When this need arises for the first time, they might have some concerns – especially if their child already fusses when a sitter comes for just the evening.
If the sitter can be someone your child already knows, such as an extended family member or good friend, so much the better. There is already a relationship forming and the sitter knows some of the family routines and where to find things.
However, if none of these options is available you may have to choose a sitter your child has never met, but has good references and is recommended by someone whose judgment you trust. As parents, you will want to meet her and interview her before she comes to your house to meet your child.
Preparing for departure
Not too far ahead of the time you leave, you will want to tell your child of your upcoming plans and who will be staying with him/her while you’re away.
Your child will probably protest and won’t understand why she cannot go with you. She will feel angry and left out. The best way to get over left-out feelings is to have your child be a part of the planning. For example:
- She can help you pick out the clothing she will wear while you’re gone and put it in a special place.
- She can be a part of planning the menus for the meals she and the sitter will have together.
- She can pick out the games she might like to play with the sitter.
- You could take her to the library to pick out some new books they can read together.
- She could help make a plan for an outing while Mom and Dad are gone – the park/playground, the zoo, a movie suitable for young children.

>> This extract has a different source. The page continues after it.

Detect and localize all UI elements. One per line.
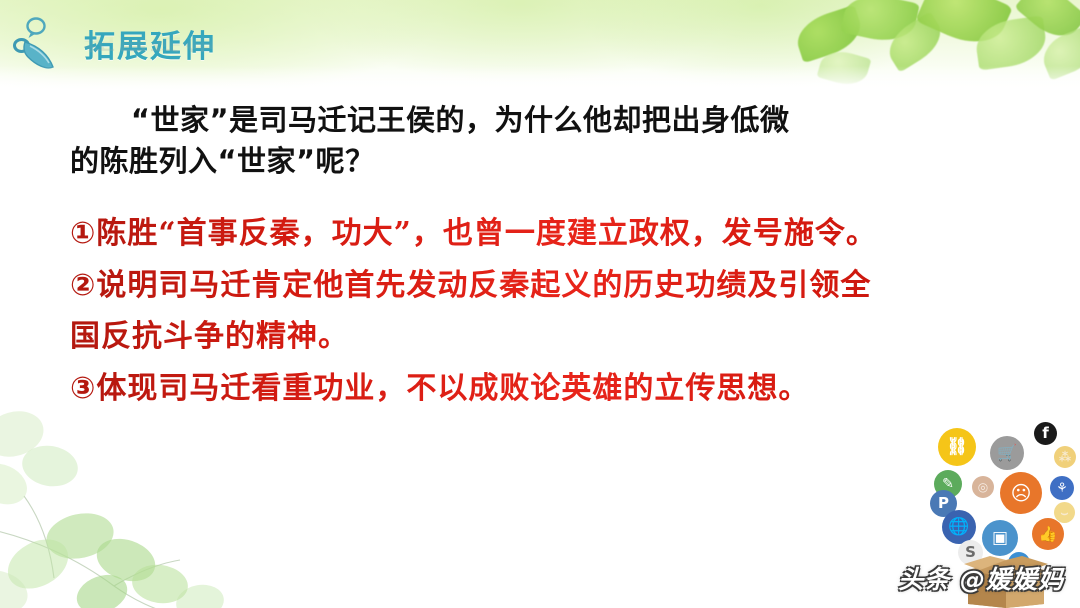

As for you, Parents: Even though there may be protesting that makes you feel guilty about leaving your unhappy child, don’t be tempted to try to sugarcoat the feeling by telling her about all the fun things she’ll be doing with the sitter while you’re gone. Instead sympathize with her and tell her the things you’ll do to help take the sting out of her missing feelings. For instance:
- It would be very helpful if you would leave short notes for your child to read – one for each morning you’re gone and one for each evening.
- Making a plan for a telephone call each day you’re gone will reassure her that you’re thinking of her.
- Suggest that she draw some new pictures for the refrigerator to show Mom and Dad when you come home.
- Leave a picture of the family together for her to look at so that she will have a tangible connection when she feels the “missing” the most.
When she can still feel “connected” she is less likely to be sad and angry because of a left-out feeling.
Time to leave
When the leaving day arrives, you as parents hope you’ve thought of everything – notes for the sitter, the name, number and address of where you’ll be beside the telephone. The bags are packed and in the car. The sitter has come and already has your child engaged in the game or book you suggested. You look at each other and are tempted to sneak out without saying “goodbye” and risking an upset.
Don’t you dare! When your child finds that you have gone without a hug or goodbye, she will really feel abandoned. It’s better to go to her, tell her you are leaving and give her your hugs. Tell her you will call her at the time that was arranged and now she and the sitter can finish the story or game. There will probably be tears, but you know that you and she will live through them.
Let me tell you a true story that one of our Grannies told about when she stayed with her 4 1/2-year-old granddaughter while her parents were on a trip.
It was bedtime. They had called and after they hung up, she was crying on her bed. I said, “Oh, Jadey, I know how hard it is to have Mommy and Daddy away. Would you like me to read to you before you go to sleep?” She raised herself up on her elbows and cried out, “NO – I just want to lie here and miss my Mommy and Daddy!” and she again flopped down on her tummy. Jadey’s Granny reminds us that “We all want to do that at different times in our lives – well beyond 4 or 5 years of age.
So, you did it. You spent a weekend away and feel refreshed for it even though the planning felt endless. Don’t be surprised if, after the first hugs and kisses when you return home, they are followed by signs of your child ignoring you. She might even find a reason to become angry with you about something. Maybe the gift you brought her was “dumb.” Maybe what you’re preparing for dinner smells “yucky.” She might fuss about going to bed because “it’s not fair” that you get to stay up later.
This reaction is pretty normal for a young child who has had to “suck it up” and stay with a sitter overnight for the first time. She felt left out then, now it’s your turn.
All of the careful planning and good preparation in the world can’t make up for the fact that you left her behind and had fun without her.